Irish sporting mishaps and a brothel in Riga
As usual, Ireland boycotted the great summer of world sport
‘When Michelle Smith won her second and third gold, I knew this was not how Irish sport operates.’ Photograph: Matt Kavanagh
The great summer of world sport is over, and as usual Ireland boycotted it for the reason that we’re not being very good at sport. We were unable to partake in the Commonwealth Games, which was just as well: they were so tedious even Mo Farah decided he was from Somalia again so could not compete.
I’ve never understood why we are so rubbish at sport, since we love it so much. We unleash the occasional star, and yes, Rory has been playing great golf recently, but that’s not a sport. Anyway, he can never decide whether he is Irish or not.
I always like when England are in the World Cup, not so much for the team but just to watch their media’s expectations. Whenever they enter a tournament, the team always leaves to tremendous fanfare, looking pristine with their slicked-back hair and their official suits. They depart at a media-friendly time from Heathrow to much optimism. There are trumpets, banners and bunting. British Airways usually festoon the plane with good-luck messages. Yet they always return in the middle of the night via Luton Airport, looking sheepish as they get off their Easyjet flight, looking sorry for themselves.
There is the usual footage of Stevie Gerrard wheeling his nine cases on a trolley. Nine? How long did you expect to be there for, Stevie? I didn’t have nine cases when I moved house.
Ancient Celtic warrior
The Irish team would have had an open-top bus through Dublin just for qualifying. Of course, Roy Keane would have had a face like thunder as he has clung on to the ancient Celtic warrior spirit of deeming everything a failure unless he is holding aloft the opposition captain’s head.

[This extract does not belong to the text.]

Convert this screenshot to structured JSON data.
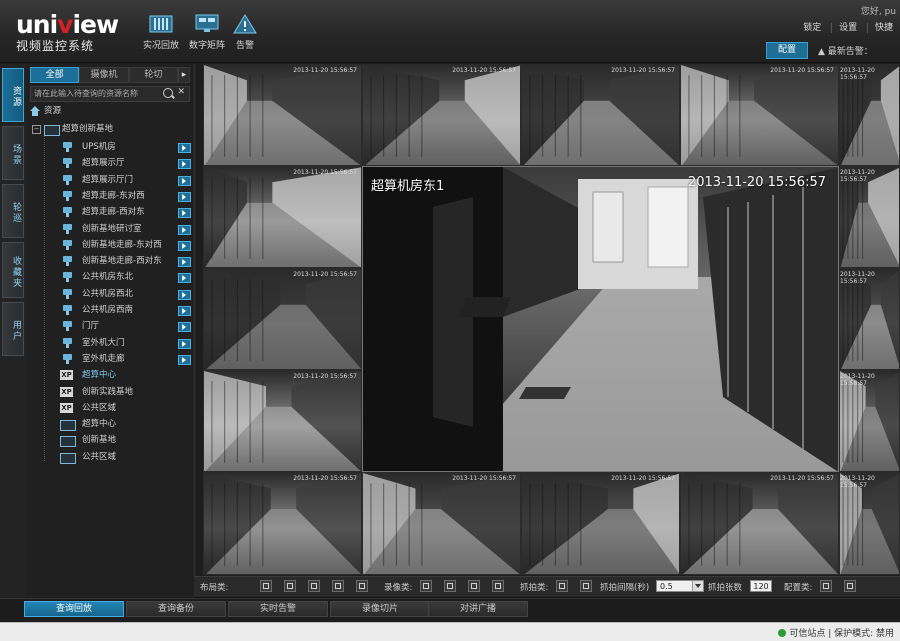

I quite like our low sporting expectations. I always look forward to our one gold medal at the Olympics. Last time it was for a young woman punching other women really hard about the face. The pride we felt that night as the whole country went around punching each other about the face with sheer joy.

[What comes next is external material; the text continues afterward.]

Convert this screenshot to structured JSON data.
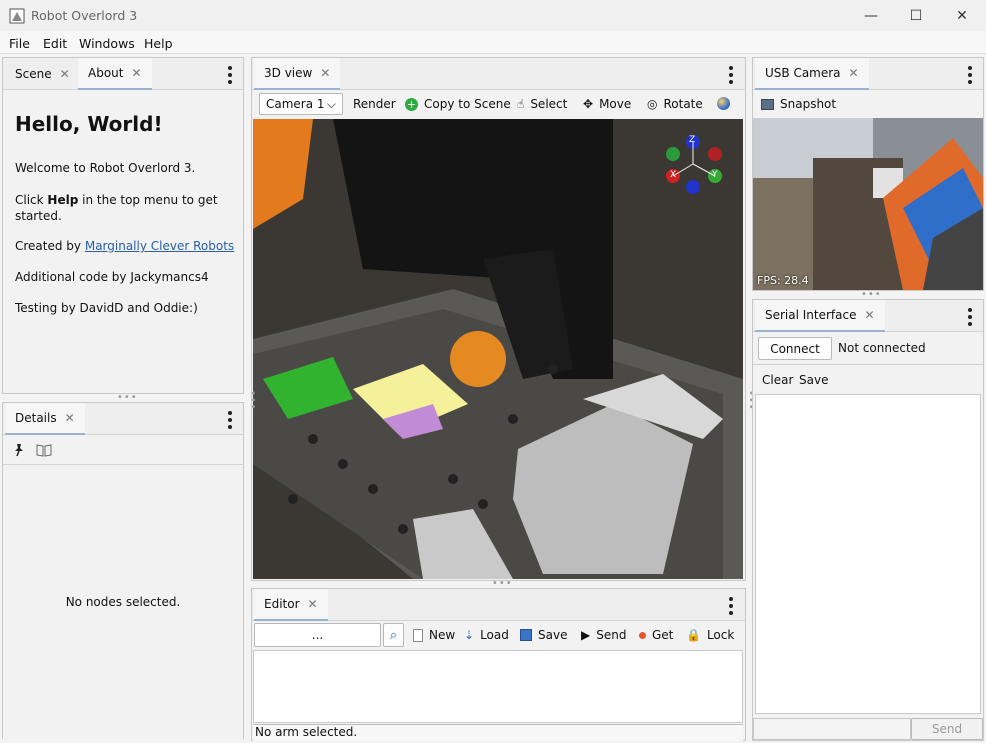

I remember how proud I was when Michelle Smith won her first gold at the Olympics. But when she won her next two, I recall feeling slightly uneasy and a little let down. I knew this was not how Irish sport operates. Every other country in the world would have been jumping for joy at three golds, but the Irish mentality was: hold on a second, there’s something dodgy going on here.
Cherish special moments
When you have lower expectations, everything is a bonus. The Irish fans always get voted the best fans at these tournaments, as we are just happy to be there. Being an underdog helps us cherish those special moments – such as David O’Leary’s penalty – even more.
The Irish football fans just like to have fun when we play away, maybe a bit too much fun, as I found out when I took a taxi to Dublin Airport recently. The driver was your bog-standard borderline racist, but he was mad about the football. His favourite English team is the one with the most Irish players in the squad. He was a 60-year-old Dubliner.

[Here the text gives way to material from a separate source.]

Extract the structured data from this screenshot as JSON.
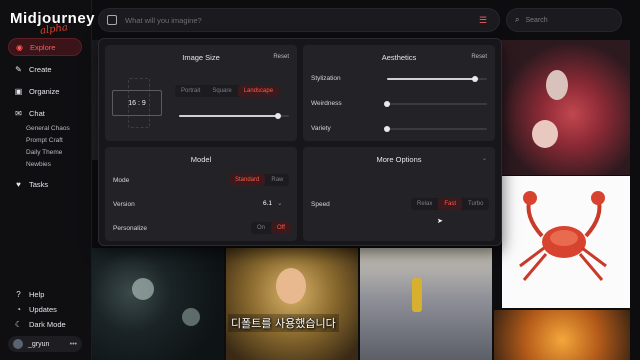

As he was dropping me off, he asked where I was off to next. I told him I was going to explore the cultural delights of Riga for the weekend. I was waiting for him to ask me where Riga was, but I had forgotten Ireland had played Latvia there. He had been at that game. I imagined we would have a chat about the city’s medieval riches and sad history. He was straight in with, “Riga is brilliant”. That was reassuring. Then he added: “They have the most amazing brothels.”
Taking the moral high ground, I asked, “But surely you’re married with kids?” He casually replied, “Oh yeah, but I only do stuff like that when I’m out of the country.”
His parting shot was baffling. “The wife feels the benefits of it when I get home,” he said, laughing his head off as he sped away. Puzzled, I was left wondering whether they have gift shops in brothels.